Die Moritzburg – gegen Ende des 15. Jahrhunderts erbaut  - präsentiert nur wenige Minuten vom Marktplatz entfernt  Kunstwerke vom Mittelalter bis zur Gegenwart, vornehmlich aber der Moderne. Dank des 2008 eröffneten Erweiterungsbaus präsentiert sich das Kunstmuseum des Landes Sachsen-Anhalt inmitten der Stadt als einer der wichtigsten Ausstellungsorte für die Klassische Moderne.

 

Klassische Moderne

Blick in die neue Dauerausstellung im Erweiterungsbau (West- und Nordflügel der Anlage) Blick in die neue Dauerausstellung im Erweiterungsbau (West- und Nordflügel der Anlage) Im Zentrum stehen die Gemäldesammlung des Hauses mit exzellenten Werken der Brücke-Künstler und Meisterwerke wie die von Gustav Klimt, Emil Nolde, Franz Marc oder Max Beckmann und die Dauerleihgabe der Sammlung Hermann Gerlinger zur Kunst der Brücke-Maler. Die neu konzipierte Dauerausstellung ermöglicht einen differenzierten Blick auf die Kunst des 20. Jahrhunderts und der Gegenwart, der neben herausragenden Einzelwerken auch auf Zusammenhänge, Gegenüberstellungen und Konfrontationen setzt und – mit Bezug auf die Klassische Moderne – Kontinuitäten, aber auch Brüche in der Kunst nach 1945 aufgezeigt.  

Lyonel Feiniger 

Blick von der Feininger-Empore auf den Dom, Foto: Moritzburg, Ludwig RauchDer Bauhausmeister Lyonel Feininger hat in der Moritzburg einen ganz besonderen Platz.
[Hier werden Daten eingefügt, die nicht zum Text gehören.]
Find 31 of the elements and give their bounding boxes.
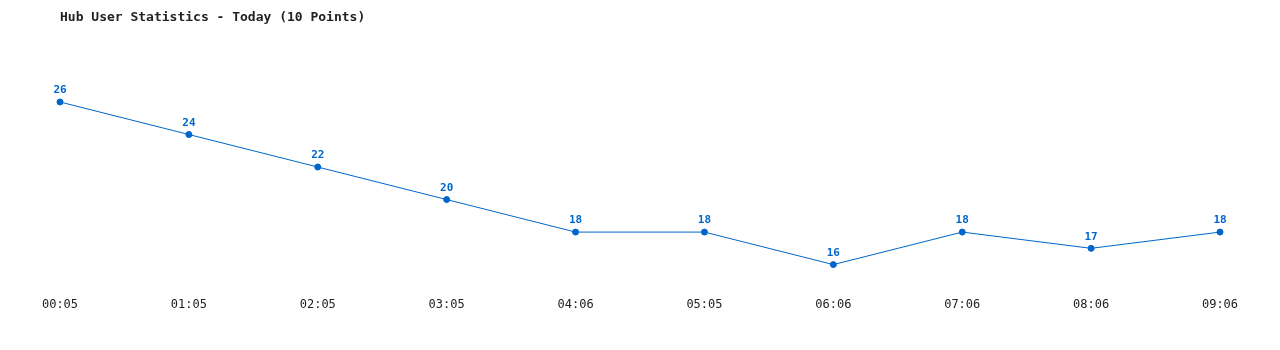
x-tick-label: 03:05 [428, 296, 465, 311]
x-tick-label: 01:05 [170, 296, 207, 311]
point [829, 261, 837, 269]
data-label: 20 [440, 180, 454, 194]
point [1216, 228, 1224, 236]
point [572, 228, 580, 236]
chart-title: Hub User Statistics - Today (10 Points) [60, 9, 366, 24]
data-label: 18 [568, 213, 583, 227]
data-label: 22 [311, 148, 325, 162]
x-tick-label: 08:06 [1073, 296, 1110, 311]
x-tick-label: 05:05 [686, 296, 723, 311]
x-tick-label: 04:06 [557, 296, 594, 311]
x-tick-label: 06:06 [815, 296, 852, 311]
point [56, 98, 64, 106]
x-tick-label: 09:06 [1201, 296, 1239, 311]
point [1087, 244, 1095, 252]
point [700, 228, 708, 236]
x-tick-label: 07:06 [944, 296, 981, 311]
data-label: 24 [182, 115, 196, 129]
data-label: 17 [1084, 229, 1098, 243]
data-label: 18 [697, 213, 712, 227]
x-tick-label: 00:05 [41, 296, 79, 311]
point [314, 163, 322, 171]
point [958, 228, 966, 236]
data-label: 16 [826, 245, 841, 259]
data-label: 18 [1213, 213, 1227, 227]
data-label: 18 [955, 213, 969, 227]
point [185, 131, 193, 139]
point [443, 196, 451, 204]
x-tick-label: 02:05 [299, 296, 336, 311]
data-label: 26 [53, 83, 67, 97]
Auf einer Galerie im Westflügel des Erweiterungsbaus werden der frühe Artist-in-Residence und seine Serie der Halle-Bilder gefeiert. Ein „Fenster zur Stadt“ bietet einen atemberaubenden Blick auf die Motive des Künstlers, der zwischen 1929 und 1931 im Torturm der Moritzburg diese berühmten Stadtansichten schuf, die der Kulturbarbarei der „Entarteten Kunst“ zum Opfer fielen. Drei der einst elf Werke der Halle-Bilder (und zahlreiche Skizzen) befinden sich heute wieder im Besitz des Museums: der „Dom zu Halle“, die „Marienkirche mit dem Pfeil“ oder der „Roten Turm I“. Letzteres Werk galt jahrzehntelang als verschollen und konnte nach seiner Wiederentdeckung 2009 für das Kunstmuseum angekauft werden.